Prime minister Rishi Sunak’s inflationary challenges pale into insignificance, compared with those of Diocletian. He had inherited half a century of political and military anarchy, accompanied by financial collapse even more pressing than bequeathed by Theresa May, Boris Johnson and Liz Truss. Earlier rival leaders had repeatedly debased coinage (early quantitative easing) to pay increasingly factious legionaries. Inflation surged to as much as 15,000% and, like today, the blame was directed towards merchants.
Maximum prices were imposed under pain of death governing more than 1,000 commodities and services, with a corresponding doubling in the number of bureaucrats. Wheat was pegged at six denarii per litre; sausages 40 per kilogram. Painters and decorators vied with maths teachers among the top-paid trades, 75 per day; male slaves could not be sold for more than 30,000 (however, ‘lions, first class’ commanded 150,000; Diocletian was a particularly savage persecutor of Christians).
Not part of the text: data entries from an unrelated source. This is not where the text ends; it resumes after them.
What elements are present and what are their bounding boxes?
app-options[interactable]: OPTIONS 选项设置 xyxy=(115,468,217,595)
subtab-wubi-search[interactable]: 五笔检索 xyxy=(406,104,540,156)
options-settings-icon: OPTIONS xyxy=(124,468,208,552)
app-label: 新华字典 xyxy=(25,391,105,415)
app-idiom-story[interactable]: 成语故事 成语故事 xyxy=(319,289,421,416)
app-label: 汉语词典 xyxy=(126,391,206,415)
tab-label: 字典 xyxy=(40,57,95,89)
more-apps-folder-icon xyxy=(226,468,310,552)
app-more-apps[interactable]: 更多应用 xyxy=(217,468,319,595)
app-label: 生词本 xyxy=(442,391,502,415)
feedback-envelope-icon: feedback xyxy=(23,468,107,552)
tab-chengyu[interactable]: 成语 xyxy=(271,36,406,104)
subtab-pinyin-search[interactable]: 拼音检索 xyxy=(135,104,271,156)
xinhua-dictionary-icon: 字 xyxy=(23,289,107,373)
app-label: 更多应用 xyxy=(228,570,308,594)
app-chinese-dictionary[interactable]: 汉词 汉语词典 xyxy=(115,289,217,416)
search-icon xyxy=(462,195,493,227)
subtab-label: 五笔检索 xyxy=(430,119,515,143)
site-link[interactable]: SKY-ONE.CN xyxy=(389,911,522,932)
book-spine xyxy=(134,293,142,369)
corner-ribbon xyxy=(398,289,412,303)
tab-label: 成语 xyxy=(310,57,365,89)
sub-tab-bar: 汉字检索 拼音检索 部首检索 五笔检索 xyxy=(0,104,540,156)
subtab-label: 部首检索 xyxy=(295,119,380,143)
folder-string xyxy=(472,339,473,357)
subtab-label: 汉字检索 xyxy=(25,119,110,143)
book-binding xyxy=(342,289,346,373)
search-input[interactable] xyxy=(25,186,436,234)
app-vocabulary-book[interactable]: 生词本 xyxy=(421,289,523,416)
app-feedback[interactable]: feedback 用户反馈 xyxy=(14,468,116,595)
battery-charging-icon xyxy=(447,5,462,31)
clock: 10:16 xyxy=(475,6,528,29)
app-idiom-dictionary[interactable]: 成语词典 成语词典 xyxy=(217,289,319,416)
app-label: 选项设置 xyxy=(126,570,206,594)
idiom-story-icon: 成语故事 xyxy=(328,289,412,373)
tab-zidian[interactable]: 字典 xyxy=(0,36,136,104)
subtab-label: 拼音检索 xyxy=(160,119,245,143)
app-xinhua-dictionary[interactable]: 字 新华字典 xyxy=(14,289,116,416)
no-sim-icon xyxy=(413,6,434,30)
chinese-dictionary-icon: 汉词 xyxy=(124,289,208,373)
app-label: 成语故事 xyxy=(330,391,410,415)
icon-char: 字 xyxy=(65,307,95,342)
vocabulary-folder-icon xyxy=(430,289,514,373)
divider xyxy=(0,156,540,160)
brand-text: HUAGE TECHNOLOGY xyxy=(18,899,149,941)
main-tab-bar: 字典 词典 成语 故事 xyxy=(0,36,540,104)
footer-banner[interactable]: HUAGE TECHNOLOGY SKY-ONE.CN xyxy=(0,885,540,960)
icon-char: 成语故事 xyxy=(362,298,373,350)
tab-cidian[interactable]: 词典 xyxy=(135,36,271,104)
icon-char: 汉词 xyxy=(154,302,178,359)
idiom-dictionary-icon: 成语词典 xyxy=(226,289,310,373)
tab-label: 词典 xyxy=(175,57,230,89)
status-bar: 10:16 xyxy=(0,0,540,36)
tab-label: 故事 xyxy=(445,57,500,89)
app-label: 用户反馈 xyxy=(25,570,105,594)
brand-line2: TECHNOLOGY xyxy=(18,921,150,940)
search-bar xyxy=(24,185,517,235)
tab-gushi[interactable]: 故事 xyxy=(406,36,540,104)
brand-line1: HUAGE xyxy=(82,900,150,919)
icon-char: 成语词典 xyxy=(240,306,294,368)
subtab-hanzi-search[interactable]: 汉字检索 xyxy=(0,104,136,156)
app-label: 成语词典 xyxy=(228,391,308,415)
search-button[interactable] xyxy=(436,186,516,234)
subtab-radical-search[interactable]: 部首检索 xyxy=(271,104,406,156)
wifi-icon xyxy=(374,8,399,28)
Diocletian discovered that economics trumped even death sentences: merchants simply stopped selling, spawning a booming black market. Prices continued to soar. He abdicated in 305AD.
Some things never change. Threatened by a cost-of-living crisis and double-digit (just) inflation, ministers have directed their scrutiny first on supermarkets, then housebuilders and most recently on landlords. A year ago, former shadow chancellor John McDonnell called for price controls on fuel, basic foods and rents. That was at odds with his successor Rachel Reeves, but even government ministers have attempted some light arm wrestling with supermarkets, suggesting voluntary caps for ‘essentials’.
More stridently, in March 2021 the government leaned on the Competition and Markets Authority (CMA) to probe potential ‘profiteering’ by the main chains, the second such study by the CMA in a few months. It concluded “high food-price inflation has not been driven by weak retail competition” and pointed out that average operating margins had fallen from 3.2% to 1.8% over the past year.
It seems the CMA has become the government’s go-to dogsbody whenever it tries to nobble the market. I’m told the authority was far from keen when tasked in February by levelling-up secretary Michael Gove to undertake the latest of umpteen studies down the years into land banking and other imagined dark arts by the largest housebuilders.
Economies of scale
Even Diocletian’s legions of civil servants steered clear of the housing market. Not so UK governments. Don’t hold your breath as to whether the CMA finds any smoking guns in terms of market abuse by the housebuilders. Prices of new homes are set by the larger secondhand market; any advantage big builders enjoy over smaller rivals supports their margins, not prices, and is largely gifted to them by planning policy that favours their economies of scale.
Rents are another matter, at least in social housing, where it seems ministers can’t resist trying to put a lid on charges. In his 2015 Budget, then chancellor George Osborne imposed four years of 1% cumulative cuts. This clobbered housing associations’ finances and investment in new homes. His successor, Jeremy Hunt, set a 7%-per-year ceiling on general affordable housing rents from this April, at a time when housing associations are struggling again. The cap did not apply to specialised social housing providers, but given funding challenges in the sector, Triple Point Social Housing REIT voluntarily accepted to adopt it in the rents it charges housing associations that lease its properties.
The Scottish government took a fundamental step further last September by imposing a six-month rent freeze on private landlords, followed in April by a 3% cap. The moves referred to sitting tenants. However, this seems to have encouraged landlords to hike rates at the end of their agreed tenancies – usually to new occupants, in a country where demand greatly exceeds supply. Can it be a coincidence that Scotland experienced the highest annual rental growth in Britain, 13.7%?
History, as ever, has a habit of repeating itself.